Endogenous retroviruses (ERVs) have accumulated in vertebrate genomes and contribute to the complexity of gene regulation. KAP1 represses ERVs during development by its recruitment to their repetitive sequences through KRAB zinc‐finger proteins (KZNFs), but little is known about the regulation of ERVs in adult tissues. We observed that KAP1 repression of HERVK14C was conserved in differentiated human cells and performed KAP1 knockout to obtain an overview of KAP1 function. Our results show that KAP1 represses ERVs (including HERV‐T and HERV‐S) and ZNF genes, both of which overlap with KAP1 binding sites and H3K9me3 in multiple cell types. Furthermore, this pathway is functionally conserved in adult human peripheral blood mononuclear cells. Cytosine methylation that acts on KAP1 regulated loci is necessary to prevent an interferon response, and KAP1‐depletion leads to activation of some interferon‐stimulated genes. Finally, loss of KAP1 leads to a decrease in H3K9me3 enrichment at ERVs and ZNF genes and an RNA‐sensing response mediated through MAVS signaling. These data indicate that the KAP1‐KZNF pathway contributes to genome stability and innate immune control in adult human cells.

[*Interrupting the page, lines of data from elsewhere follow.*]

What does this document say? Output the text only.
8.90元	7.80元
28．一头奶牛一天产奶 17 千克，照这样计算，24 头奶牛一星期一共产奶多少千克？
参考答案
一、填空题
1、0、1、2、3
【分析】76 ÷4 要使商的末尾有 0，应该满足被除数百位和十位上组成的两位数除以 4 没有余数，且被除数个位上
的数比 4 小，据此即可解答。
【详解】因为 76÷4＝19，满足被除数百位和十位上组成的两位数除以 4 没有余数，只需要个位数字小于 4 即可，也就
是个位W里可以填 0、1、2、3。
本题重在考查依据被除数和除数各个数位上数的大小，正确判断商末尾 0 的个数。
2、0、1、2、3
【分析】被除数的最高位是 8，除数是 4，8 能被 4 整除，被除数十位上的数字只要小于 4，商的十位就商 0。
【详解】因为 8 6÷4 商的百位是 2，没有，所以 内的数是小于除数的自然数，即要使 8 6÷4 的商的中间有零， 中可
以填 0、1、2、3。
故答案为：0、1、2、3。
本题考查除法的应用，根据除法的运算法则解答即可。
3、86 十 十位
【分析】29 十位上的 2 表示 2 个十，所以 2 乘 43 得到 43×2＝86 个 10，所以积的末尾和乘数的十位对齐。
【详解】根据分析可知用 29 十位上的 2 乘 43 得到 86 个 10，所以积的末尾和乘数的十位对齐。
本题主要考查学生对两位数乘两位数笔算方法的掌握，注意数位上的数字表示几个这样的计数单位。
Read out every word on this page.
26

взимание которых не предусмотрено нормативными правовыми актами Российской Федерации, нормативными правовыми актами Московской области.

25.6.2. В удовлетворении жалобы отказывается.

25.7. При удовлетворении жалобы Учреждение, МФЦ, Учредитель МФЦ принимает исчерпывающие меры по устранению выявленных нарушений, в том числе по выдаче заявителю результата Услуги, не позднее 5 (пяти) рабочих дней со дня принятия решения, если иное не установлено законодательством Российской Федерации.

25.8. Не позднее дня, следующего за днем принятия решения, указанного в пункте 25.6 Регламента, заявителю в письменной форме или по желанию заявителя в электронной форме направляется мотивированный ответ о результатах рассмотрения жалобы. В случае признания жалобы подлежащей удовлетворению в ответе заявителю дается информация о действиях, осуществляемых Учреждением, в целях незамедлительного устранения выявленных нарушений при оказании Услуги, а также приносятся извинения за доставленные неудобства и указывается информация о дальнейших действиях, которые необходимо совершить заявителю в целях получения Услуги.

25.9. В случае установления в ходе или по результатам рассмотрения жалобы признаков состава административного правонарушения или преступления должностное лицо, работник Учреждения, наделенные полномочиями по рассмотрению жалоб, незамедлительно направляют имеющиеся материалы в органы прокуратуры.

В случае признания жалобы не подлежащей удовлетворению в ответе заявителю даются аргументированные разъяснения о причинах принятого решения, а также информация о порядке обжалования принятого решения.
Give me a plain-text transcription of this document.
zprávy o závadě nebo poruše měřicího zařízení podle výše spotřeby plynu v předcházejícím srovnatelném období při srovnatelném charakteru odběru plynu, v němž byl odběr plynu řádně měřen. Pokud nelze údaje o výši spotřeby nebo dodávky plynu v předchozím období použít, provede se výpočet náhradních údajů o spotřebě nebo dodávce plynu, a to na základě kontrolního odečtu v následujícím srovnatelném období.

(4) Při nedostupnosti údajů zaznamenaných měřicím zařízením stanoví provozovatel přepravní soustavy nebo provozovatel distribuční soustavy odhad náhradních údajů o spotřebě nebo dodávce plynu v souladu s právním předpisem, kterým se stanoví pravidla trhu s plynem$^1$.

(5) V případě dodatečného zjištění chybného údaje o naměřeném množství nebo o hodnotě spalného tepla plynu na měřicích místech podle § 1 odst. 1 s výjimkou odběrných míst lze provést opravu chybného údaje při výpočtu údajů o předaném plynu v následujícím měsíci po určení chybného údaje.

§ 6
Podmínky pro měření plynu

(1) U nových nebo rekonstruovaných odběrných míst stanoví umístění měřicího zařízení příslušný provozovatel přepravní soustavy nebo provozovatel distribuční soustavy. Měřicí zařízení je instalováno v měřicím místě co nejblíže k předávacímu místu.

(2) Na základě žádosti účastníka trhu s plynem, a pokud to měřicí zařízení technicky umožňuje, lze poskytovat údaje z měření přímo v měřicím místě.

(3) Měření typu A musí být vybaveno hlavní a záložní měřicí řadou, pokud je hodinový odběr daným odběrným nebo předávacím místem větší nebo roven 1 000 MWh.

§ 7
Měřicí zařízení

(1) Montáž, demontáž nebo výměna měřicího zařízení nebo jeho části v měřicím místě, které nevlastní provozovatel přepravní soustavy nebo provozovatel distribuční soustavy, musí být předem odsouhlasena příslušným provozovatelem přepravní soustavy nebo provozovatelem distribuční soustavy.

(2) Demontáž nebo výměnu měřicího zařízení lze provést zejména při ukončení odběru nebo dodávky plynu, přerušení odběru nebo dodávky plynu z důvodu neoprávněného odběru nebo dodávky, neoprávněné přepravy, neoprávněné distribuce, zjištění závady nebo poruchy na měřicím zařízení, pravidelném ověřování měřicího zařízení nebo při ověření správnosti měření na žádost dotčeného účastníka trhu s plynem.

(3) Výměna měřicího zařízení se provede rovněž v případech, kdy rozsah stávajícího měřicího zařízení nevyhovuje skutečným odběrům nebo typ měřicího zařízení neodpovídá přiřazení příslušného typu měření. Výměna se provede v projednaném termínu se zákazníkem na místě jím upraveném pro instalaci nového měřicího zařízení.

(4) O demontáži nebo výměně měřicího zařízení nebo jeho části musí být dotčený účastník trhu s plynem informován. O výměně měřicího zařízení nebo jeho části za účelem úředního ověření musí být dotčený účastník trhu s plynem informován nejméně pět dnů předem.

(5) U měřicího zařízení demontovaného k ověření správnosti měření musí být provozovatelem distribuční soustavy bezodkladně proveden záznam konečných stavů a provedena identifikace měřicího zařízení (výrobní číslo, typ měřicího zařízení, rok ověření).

内源性逆转录病毒（ ERV ）在脊椎动物基因组中积累，并导致基因调控的复杂性。 KAP 1 在发育过程中通过KRAB锌指蛋白 ( KZNF ) 招募到其重复序列来抑制ERV ，但人们对成人组织中ERV的调节知之甚少。我们观察到KAP 1 对HERVK 14C 的抑制在分化的人类细胞中是保守的，并进行KAP 1 敲除以获得KAP 1 功能的概述。我们的结果表明， KAP 1 抑制ERV s（包括HERV ‐T 和HERV ‐S）和 ZNF 基因，这两个基因与多种细胞类型中的KAP 1 结合位点和 H3K9me3 重叠。此外，该途径在成人外周血单核细胞中功能保守。作用于KAP 1 调节位点的胞嘧啶甲基化对于防止干扰素反应是必要的， KAP 1 缺失会导致一些干扰素刺激基因的激活。最后， KAP 1 的缺失导致ERV和 ZNF 基因处的 H3K9me3 富集度以及通过MAVS信号传导介导的RNA传感反应减少。这些数据表明KAP 1- KZNF通路有助于成人细胞的基因组稳定性和先天免疫控制。